Bruna 08/07/2021
Dentre os autores brasileiros que deixaram uma profunda marca em mim, Erico Verissimo talvez seja o que mais se destaca. Sua riqueza de detalhes e minuciosa pesquisa com personagens e informações históricas mescladas com maestria aos personagens fictícios são traços que me conquistaram e admiro desde a leitura de O tempo e o vento.
Há tempos planejava a leitura de Incidente em Antares, especialmente pela temática. Sete defuntos que, ao não serem sepultados em meio a uma greve, levantam-se de seus féretros, marcham até a praça principal da cidade e expõem as hipocrisias, as mentiras e mesmo os crimes - em suma, os podres - dos cidadãos da alta sociedade de Antares. Sem pender exatamente para o fantástico, a obra trata de uma alegoria à época em que foi escrito, isto é, 1971. Com causas mortis diversas (algumas, inclusive, não corretamente esclarecidas aos cidadãos), os insepultos mortos de Antares encontram-se em uma posição de certa forma privilegiada, pois podem informar tudo o que sabem aos antarenses presentes na praça central no fatídico 13 de dezembro de 1963 (uma sexta-feira), sem temer represálias. Casos extraconjugais, corrupção, torturas em interrogatórios policiais, entre tantos outros fatos, escandalizam os moradores da pequena cidade fronteiriça à Argentina, assim como o público apodrecimento e a infestação de ratos trazida pelos sete.

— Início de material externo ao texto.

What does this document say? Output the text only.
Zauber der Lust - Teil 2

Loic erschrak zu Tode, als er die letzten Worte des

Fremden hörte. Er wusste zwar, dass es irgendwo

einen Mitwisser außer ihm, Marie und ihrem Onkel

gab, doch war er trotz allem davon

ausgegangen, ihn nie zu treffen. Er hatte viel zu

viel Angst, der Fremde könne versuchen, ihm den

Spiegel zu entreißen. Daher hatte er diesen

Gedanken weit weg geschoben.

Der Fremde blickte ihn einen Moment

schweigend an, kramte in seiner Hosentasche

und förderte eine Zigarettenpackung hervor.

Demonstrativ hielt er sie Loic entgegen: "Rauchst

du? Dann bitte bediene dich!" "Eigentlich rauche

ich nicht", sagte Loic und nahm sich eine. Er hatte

Após o reestabelecimento da normalidade, pouco a pouco, de forma não tão pacífica e muito menos natural, a cidade volta a apresentar os mesmos problemas, os mesmos aspectos de hipocrisia denunciados pelos mortos. Especialmente pelos acontecimentos do ano seguinte, 1964.
Mais do que um livro escrito durante o período da ditadura que conta com diversos trechos em que o discurso permanece tristemente semelhante à atualidade, Incidente em Antares diverte e faz observar o funcionamento da sociedade, especialmente em pequenas cidades (mas não apenas). Recomendo a leitura para quem tem interesse em temas como história, sociologia e antropologia, mas também em uma narrativa bem construída, com personagens bem desenvolvidos e facilmente identificáveis. E, claro, para apreciar a maestria de Erico Verissimo na construção de romances.